To find out more, the Institute for Government partnered with Solace’s evidence-based policy network to ask a group of professional bodies, what is their role in supporting change? We drew three main conclusions:

  1. Although professional bodies support members to perform specific jobs, often in specific sectors, they are well aware of the need for collaboration and their own role in bringing practitioners together. For example, the Royal College of Midwives connects midwives with local leisure centres in Doncaster to improve patient knowledge of exercise during pregnancy. Demonstrating leadership and creating opportunities for frontline practitioners to meet and connect with others in the system is essential in breaking down boundaries and building a common language and culture. Professional bodies are well placed to do this through shared events, as well as training and networking for all levels, from students to senior leaders.
  2. Of course, capacity is tight in public services and the resource pressures on professionals can make it harder to participate in learning opportunities. Local leaders can be reluctant to allow staff the time to engage in continuing professional development (CPD) or informal learning opportunities such as peer support or networking. Professional bodies can help by encouraging leaders to recognise the value of learning opportunities, sending messages to managers about the importance of sharing insights and lessons on the frontline, to improve services on the ground.
  3. Recognising the commonalities between professional bodies creates an opportunity for ‘smart advocacy’, such as working together to encourage leaders to invest in staff training, influencing government on issues of shared value, or commissioning joint research. For example, the Royal College of General Practitioners is involved in piloting an IT system that enables GPs to refer patients who may be at risk of fuel poverty to local fire and rescue services and the council. There is a clear demand for more collaborative working between professional bodies; as one participant highlighted: ‘We all work with the same families.’

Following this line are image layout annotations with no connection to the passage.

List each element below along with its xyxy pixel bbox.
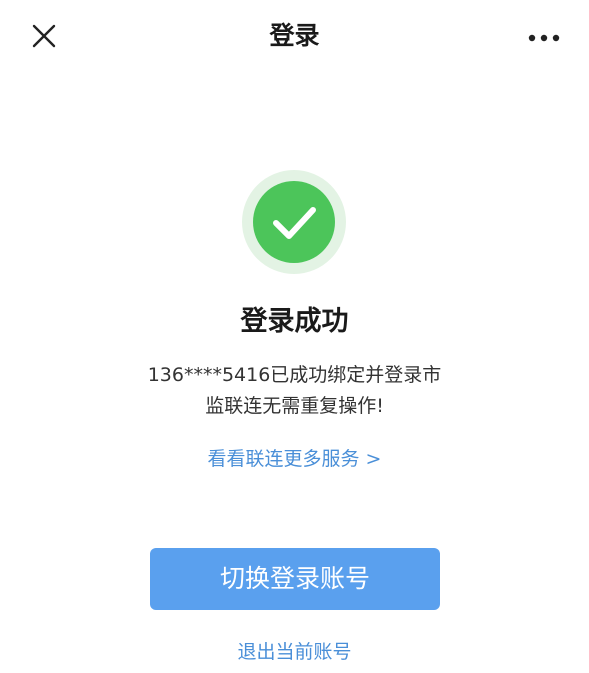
top-nav-bar: 登录 — [0, 0, 589, 76]
result-title: 登录成功 — [240, 306, 349, 337]
result-description: 136****5416已成功绑定并登录市 监联连无需重复操作! — [100, 360, 489, 422]
more-services-link[interactable]: 看看联连更多服务 > — [0, 444, 589, 474]
logout-link[interactable]: 退出当前账号 — [0, 637, 589, 667]
result-description-line-2: 监联连无需重复操作! — [205, 395, 384, 417]
page-title: 登录 — [269, 21, 320, 50]
more-options-button[interactable] — [518, 20, 570, 56]
success-check-icon — [240, 168, 348, 276]
switch-account-button[interactable]: 切换登录账号 — [150, 548, 440, 610]
result-description-line-1: 136****5416已成功绑定并登录市 — [147, 364, 442, 386]
more-icon — [528, 34, 560, 42]
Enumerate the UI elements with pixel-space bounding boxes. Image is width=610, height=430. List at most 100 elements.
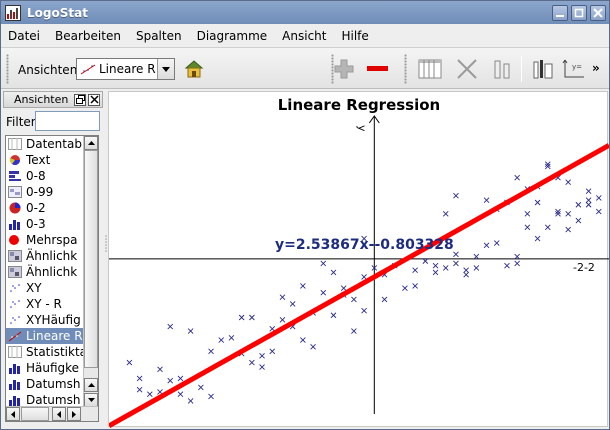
data-point xyxy=(146,391,153,397)
views-panel-title: Ansichten xyxy=(14,93,69,106)
views-list-items: Datentab Text 0-8 0-99 0-2 0-3 Mehrspa Ähnlichk… xyxy=(6,136,86,408)
bar-v-icon xyxy=(9,364,20,374)
add-button[interactable] xyxy=(332,58,356,80)
menu-datei[interactable]: Datei xyxy=(1,29,48,43)
views-list-item-label: Text xyxy=(26,153,51,167)
close-icon xyxy=(89,95,99,104)
data-point xyxy=(187,398,194,404)
menu-diagramme[interactable]: Diagramme xyxy=(190,29,276,43)
data-point xyxy=(198,384,204,391)
svg-text:y=: y= xyxy=(572,63,582,71)
views-list-item[interactable]: Mehrspa xyxy=(6,232,86,248)
views-list-item[interactable]: XYHäufig xyxy=(6,312,86,328)
menu-spalten[interactable]: Spalten xyxy=(129,29,190,43)
views-list-vscrollbar[interactable] xyxy=(83,136,98,408)
data-point xyxy=(208,348,214,355)
menu-ansicht[interactable]: Ansicht xyxy=(275,29,334,43)
data-point xyxy=(585,201,592,208)
filter-input[interactable] xyxy=(35,111,100,131)
views-list-item[interactable]: 0-2 xyxy=(6,200,86,216)
bar-v-icon xyxy=(9,380,20,390)
data-point xyxy=(249,359,255,366)
toolbar-grip-3[interactable] xyxy=(404,54,407,84)
x-axis-label: -2-2 xyxy=(573,261,595,274)
panel-close-button[interactable] xyxy=(88,93,100,106)
scroll-thumb[interactable] xyxy=(84,150,98,368)
views-list-item[interactable]: XY - R xyxy=(6,296,86,312)
view-select-arrow[interactable] xyxy=(157,59,174,79)
views-list-item[interactable]: 0-99 xyxy=(6,184,86,200)
arrow-right-icon xyxy=(72,410,76,418)
views-list-item-label: 0-8 xyxy=(26,169,46,183)
toolbar-overflow-button[interactable]: » xyxy=(592,61,600,75)
title-bar[interactable]: LogoStat xyxy=(1,1,609,24)
data-point xyxy=(432,269,439,276)
data-point xyxy=(340,285,347,292)
data-point xyxy=(575,201,582,208)
chart-axes-button[interactable]: y= xyxy=(562,58,586,80)
data-point xyxy=(289,301,296,307)
menu-bearbeiten[interactable]: Bearbeiten xyxy=(48,29,129,43)
y-axis-label: y xyxy=(355,125,368,132)
minimize-icon xyxy=(556,14,564,17)
views-list-item[interactable]: 0-3 xyxy=(6,216,86,232)
data-point xyxy=(208,393,214,400)
scroll-right-button[interactable] xyxy=(67,407,81,421)
views-list-item[interactable]: Text xyxy=(6,152,86,168)
ansichten-label: Ansichten xyxy=(18,63,78,77)
menu-bar: Datei Bearbeiten Spalten Diagramme Ansic… xyxy=(1,24,609,48)
scroll-left-button[interactable] xyxy=(6,407,20,421)
split-button[interactable] xyxy=(490,58,514,80)
data-point xyxy=(361,307,367,314)
scroll-down-button[interactable] xyxy=(84,393,98,407)
data-point xyxy=(595,195,602,201)
views-list-item-label: Datumsh xyxy=(26,377,81,391)
columns-button[interactable] xyxy=(418,58,442,80)
view-select-value: Lineare R xyxy=(99,62,156,76)
data-point xyxy=(238,314,245,321)
columns-icon xyxy=(418,59,442,79)
views-list-item-label: Datentab xyxy=(26,137,82,151)
chart-panel[interactable]: Lineare Regression y -2-2 y=2.53867x--0.80… xyxy=(108,91,609,428)
panel-float-button[interactable] xyxy=(74,93,86,106)
toolbar-grip[interactable] xyxy=(6,54,9,84)
menu-hilfe[interactable]: Hilfe xyxy=(334,29,376,43)
data-point xyxy=(177,391,184,397)
scroll-up-button-2[interactable] xyxy=(84,378,98,392)
arrow-left-icon xyxy=(57,410,61,418)
views-list-item[interactable]: 0-8 xyxy=(6,168,86,184)
data-point xyxy=(473,265,480,271)
views-list-item[interactable]: XY xyxy=(6,280,86,296)
views-list-item[interactable]: Ähnlichk xyxy=(6,264,86,280)
views-list-hscrollbar[interactable] xyxy=(6,406,98,421)
data-point xyxy=(524,210,531,217)
chart-bar-button[interactable] xyxy=(531,58,555,80)
data-point xyxy=(300,283,306,289)
axes-icon: y= xyxy=(562,59,584,78)
home-button[interactable] xyxy=(182,58,206,80)
views-list-item[interactable]: Statistikta xyxy=(6,344,86,360)
views-list-item[interactable]: Datentab xyxy=(6,136,86,152)
remove-button[interactable] xyxy=(365,58,389,80)
view-select[interactable]: Lineare R xyxy=(76,58,175,80)
data-point xyxy=(259,353,265,359)
hscroll-thumb[interactable] xyxy=(21,407,49,421)
views-list-item[interactable]: Datumsh xyxy=(6,376,86,392)
maximize-button[interactable] xyxy=(571,4,587,21)
data-point xyxy=(330,312,337,319)
views-list-item[interactable]: Ähnlichk xyxy=(6,248,86,264)
minimize-button[interactable] xyxy=(552,4,568,21)
views-list-item[interactable]: Häufigke xyxy=(6,360,86,376)
data-point xyxy=(514,174,520,181)
views-list-item-label: Mehrspa xyxy=(26,233,78,247)
views-list-item-label: 0-99 xyxy=(26,185,54,199)
close-button[interactable] xyxy=(590,4,606,21)
scroll-left-button-2[interactable] xyxy=(52,407,66,421)
data-point xyxy=(565,226,572,233)
app-icon xyxy=(5,4,21,21)
views-list-item[interactable]: Lineare R xyxy=(6,328,86,344)
scroll-up-button[interactable] xyxy=(84,136,98,150)
restore-icon xyxy=(75,95,85,104)
data-point xyxy=(177,375,184,382)
delete-button[interactable] xyxy=(455,58,479,80)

photo 14-edited This is not just about supporting their members to share and learn, but about professional bodies sharing and learning from one another too. The proliferation of information at the click of a button is challenging the traditional role of professional bodies as ‘guardians of knowledge’. Professionals can now access vast swathes of information and connect with one another online, potentially removing the need for organisations to facilitate access for their members. Adapting to this changing context is essential if professional bodies are to keep up and remain relevant by developing new methods of support that meet modern challenges. For example, the Royal College of Anaesthetists has developed a voluntary accreditation scheme, recognised by the health regulator the Care Quality Commission, which uses a peer review process to assess services, highlight areas for improvement, and reward excellence. In this way, professional bodies have an essential role in supporting their 13 million members to adapt to new ways of working, and provide opportunities for learning across, as well as within, sectors.

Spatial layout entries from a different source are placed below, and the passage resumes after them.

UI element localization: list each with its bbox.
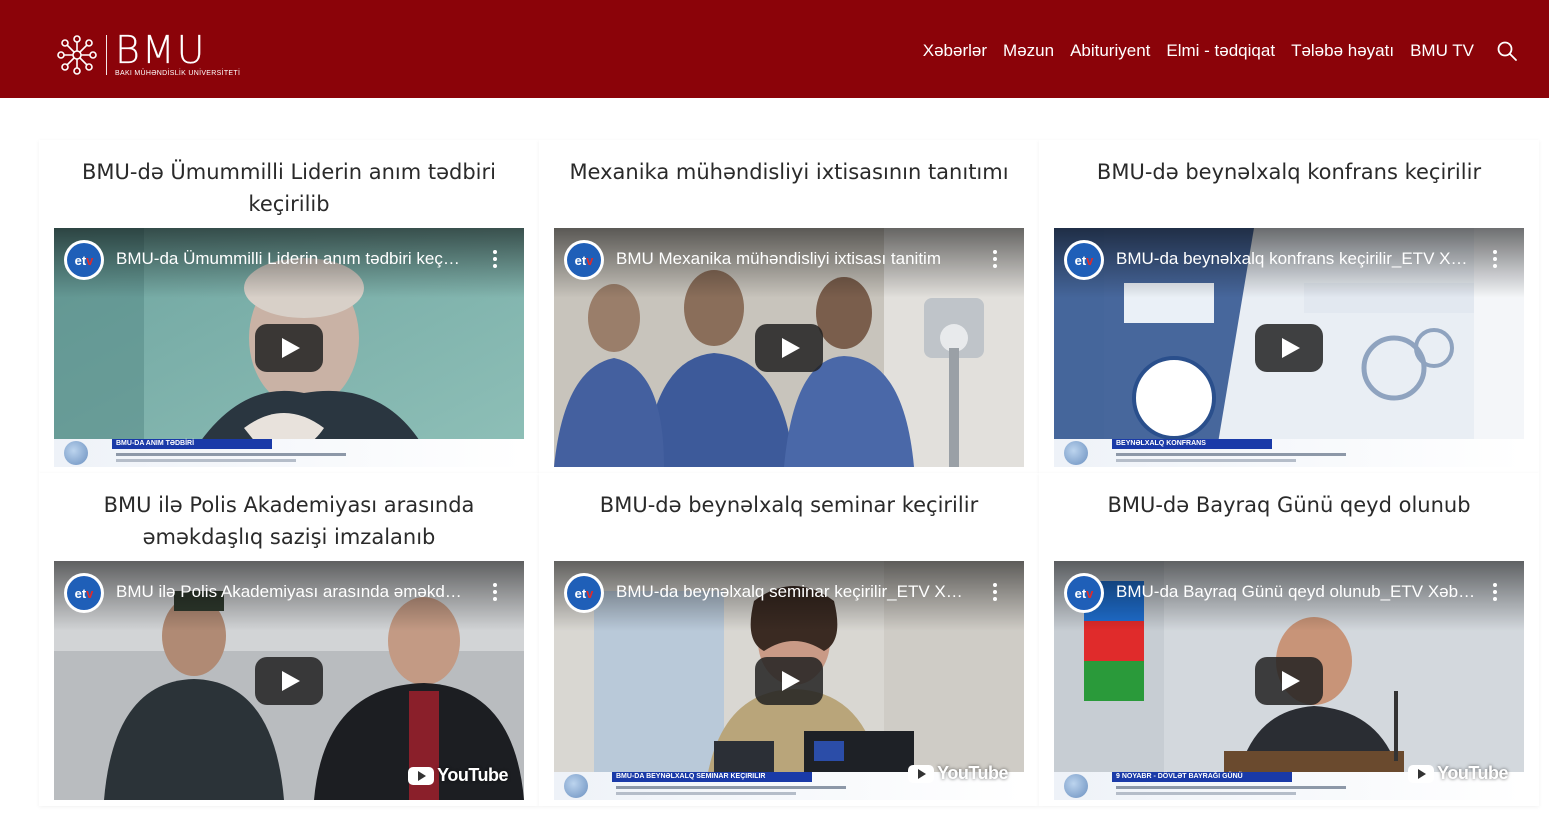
caption-line: [1116, 459, 1296, 462]
play-icon: [282, 671, 300, 691]
globe-icon: [1064, 441, 1088, 465]
youtube-embed[interactable]: et v BMU-da beynəlxalq seminar keçirilir_…: [554, 561, 1024, 800]
caption-line: [1116, 792, 1296, 795]
caption-line: [616, 786, 846, 789]
logo-text: BMU BAKI MÜHƏNDİSLİK UNİVERSİTETİ: [115, 27, 241, 78]
youtube-embed[interactable]: et v BMU ilə Polis Akademiyası arasında ə…: [54, 561, 524, 800]
channel-avatar[interactable]: et v: [1064, 573, 1104, 613]
caption-line: [116, 453, 346, 456]
video-title[interactable]: BMU Mexanika mühəndisliyi ixtisası tanit…: [616, 248, 986, 270]
play-button[interactable]: [755, 657, 823, 705]
more-options-icon[interactable]: [1492, 583, 1498, 603]
globe-icon: [1064, 774, 1088, 798]
play-button[interactable]: [255, 324, 323, 372]
card-title[interactable]: BMU-də beynəlxalq seminar keçirilir: [554, 489, 1024, 559]
more-options-icon[interactable]: [492, 583, 498, 603]
globe-icon: [64, 441, 88, 465]
video-title[interactable]: BMU-da beynəlxalq seminar keçirilir_ETV …: [616, 581, 986, 603]
caption-line: [116, 459, 296, 462]
nav-item-elmi-tedqiqat[interactable]: Elmi - tədqiqat: [1166, 41, 1275, 61]
etv-logo: et v: [1067, 576, 1101, 610]
card-title[interactable]: BMU-də Ümummilli Liderin anım tədbiri ke…: [54, 156, 524, 226]
etv-logo: et v: [567, 576, 601, 610]
etv-logo: et v: [67, 576, 101, 610]
play-icon: [782, 671, 800, 691]
youtube-label: YouTube: [437, 765, 508, 785]
news-lower-third: BEYNƏLXALQ KONFRANS: [1054, 439, 1524, 467]
nav-item-mezun[interactable]: Məzun: [1003, 41, 1054, 61]
nav-item-telebe-heyati[interactable]: Tələbə həyatı: [1291, 41, 1394, 61]
site-header: BMU BAKI MÜHƏNDİSLİK UNİVERSİTETİ Xəbərl…: [0, 0, 1549, 98]
lower-third-label: BMU-DA BEYNƏLXALQ SEMINAR KEÇIRILIR: [612, 772, 812, 782]
play-button[interactable]: [1255, 324, 1323, 372]
video-card: Mexanika mühəndisliyi ixtisasının tanıtı…: [539, 140, 1039, 473]
etv-logo: et v: [1067, 243, 1101, 277]
youtube-icon: [408, 766, 435, 785]
card-title[interactable]: BMU-də beynəlxalq konfrans keçirilir: [1054, 156, 1524, 226]
lower-third-label: BEYNƏLXALQ KONFRANS: [1112, 439, 1272, 449]
channel-avatar[interactable]: et v: [64, 573, 104, 613]
play-icon: [782, 338, 800, 358]
nav-item-bmu-tv[interactable]: BMU TV: [1410, 41, 1474, 61]
youtube-embed[interactable]: et v BMU-da Ümummilli Liderin anım tədbir…: [54, 228, 524, 467]
card-title[interactable]: BMU ilə Polis Akademiyası arasında əməkd…: [54, 489, 524, 559]
channel-avatar[interactable]: et v: [564, 573, 604, 613]
video-title[interactable]: BMU-da Bayraq Günü qeyd olunub_ETV Xəb…: [1116, 581, 1486, 603]
card-title[interactable]: BMU-də Bayraq Günü qeyd olunub: [1054, 489, 1524, 559]
caption-line: [1116, 786, 1346, 789]
logo-wordmark: BMU: [115, 27, 207, 72]
video-title[interactable]: BMU-da beynəlxalq konfrans keçirilir_ETV…: [1116, 248, 1486, 270]
globe-icon: [564, 774, 588, 798]
logo-subtitle: BAKI MÜHƏNDİSLİK UNİVERSİTETİ: [115, 69, 241, 77]
video-card: BMU-də Ümummilli Liderin anım tədbiri ke…: [39, 140, 539, 473]
main-nav: Xəbərlər Məzun Abituriyent Elmi - tədqiq…: [907, 40, 1518, 62]
play-icon: [1282, 338, 1300, 358]
youtube-icon: [908, 764, 935, 783]
youtube-embed[interactable]: et v BMU-da Bayraq Günü qeyd olunub_ETV X…: [1054, 561, 1524, 800]
molecule-logo-icon: [57, 35, 97, 75]
caption-line: [1116, 453, 1346, 456]
video-title[interactable]: BMU ilə Polis Akademiyası arasında əməkd…: [116, 581, 486, 603]
play-button[interactable]: [255, 657, 323, 705]
nav-item-abituriyent[interactable]: Abituriyent: [1070, 41, 1150, 61]
more-options-icon[interactable]: [492, 250, 498, 270]
youtube-label: YouTube: [1437, 763, 1508, 783]
channel-avatar[interactable]: et v: [564, 240, 604, 280]
video-card: BMU-də beynəlxalq konfrans keçirilir et v…: [1039, 140, 1539, 473]
etv-logo: et v: [67, 243, 101, 277]
news-lower-third: BMU-DA ANIM TƏDBİRİ: [54, 439, 524, 467]
play-icon: [282, 338, 300, 358]
caption-line: [616, 792, 796, 795]
youtube-embed[interactable]: et v BMU-da beynəlxalq konfrans keçirilir…: [1054, 228, 1524, 467]
nav-item-xeberler[interactable]: Xəbərlər: [923, 41, 987, 61]
play-button[interactable]: [1255, 657, 1323, 705]
lower-third-label: BMU-DA ANIM TƏDBİRİ: [112, 439, 272, 449]
etv-logo: et v: [567, 243, 601, 277]
more-options-icon[interactable]: [992, 250, 998, 270]
video-title[interactable]: BMU-da Ümummilli Liderin anım tədbiri ke…: [116, 248, 486, 270]
youtube-watermark[interactable]: YouTube: [1408, 763, 1508, 784]
youtube-icon: [1408, 764, 1435, 783]
search-icon[interactable]: [1496, 40, 1518, 62]
youtube-watermark[interactable]: YouTube: [908, 763, 1008, 784]
more-options-icon[interactable]: [992, 583, 998, 603]
card-title[interactable]: Mexanika mühəndisliyi ixtisasının tanıtı…: [554, 156, 1024, 226]
video-card: BMU-də Bayraq Günü qeyd olunub et v BMU-d…: [1039, 473, 1539, 806]
lower-third-label: 9 NOYABR - DÖVLƏT BAYRAĞI GÜNÜ: [1112, 772, 1292, 782]
bmu-logo[interactable]: BMU BAKI MÜHƏNDİSLİK UNİVERSİTETİ: [56, 27, 241, 78]
logo-divider: [106, 35, 107, 75]
channel-avatar[interactable]: et v: [1064, 240, 1104, 280]
more-options-icon[interactable]: [1492, 250, 1498, 270]
play-button[interactable]: [755, 324, 823, 372]
youtube-watermark[interactable]: YouTube: [408, 765, 508, 786]
video-card: BMU-də beynəlxalq seminar keçirilir et v …: [539, 473, 1039, 806]
play-icon: [1282, 671, 1300, 691]
video-card: BMU ilə Polis Akademiyası arasında əməkd…: [39, 473, 539, 806]
channel-avatar[interactable]: et v: [64, 240, 104, 280]
youtube-embed[interactable]: et v BMU Mexanika mühəndisliyi ixtisası t…: [554, 228, 1024, 467]
youtube-label: YouTube: [937, 763, 1008, 783]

But to do this, professional bodies need to join up too, learn from one another, and help embed collaborative working across public services.

Further information

Figures on the number of professional bodies and people represented are taken from the Professional Associations Research Network (accessed 18 April 2016)



The Institute for Government is currently exploring how local areas can be better supported to share and learn from one another, to improve outcomes for citizens. We will be publishing a short note and set of case studies in Summer 2016.



The roundtable was attended by representatives from: British Association of Social Workers, Chartered Institute of Housing, Royal Town Planning Institute, Royal College of General Practitioners, Chartered Management Institute, Local Area Research and Intelligence Association, Association of Electoral Administrators, Royal College of Midwives, Royal College of Surgeons, Royal College of Anaesthetists, College of Paramedics, Royal College of Paediatrics and Child Health, Royal College of Speech and Language Therapists, Cabinet Office, and Solace.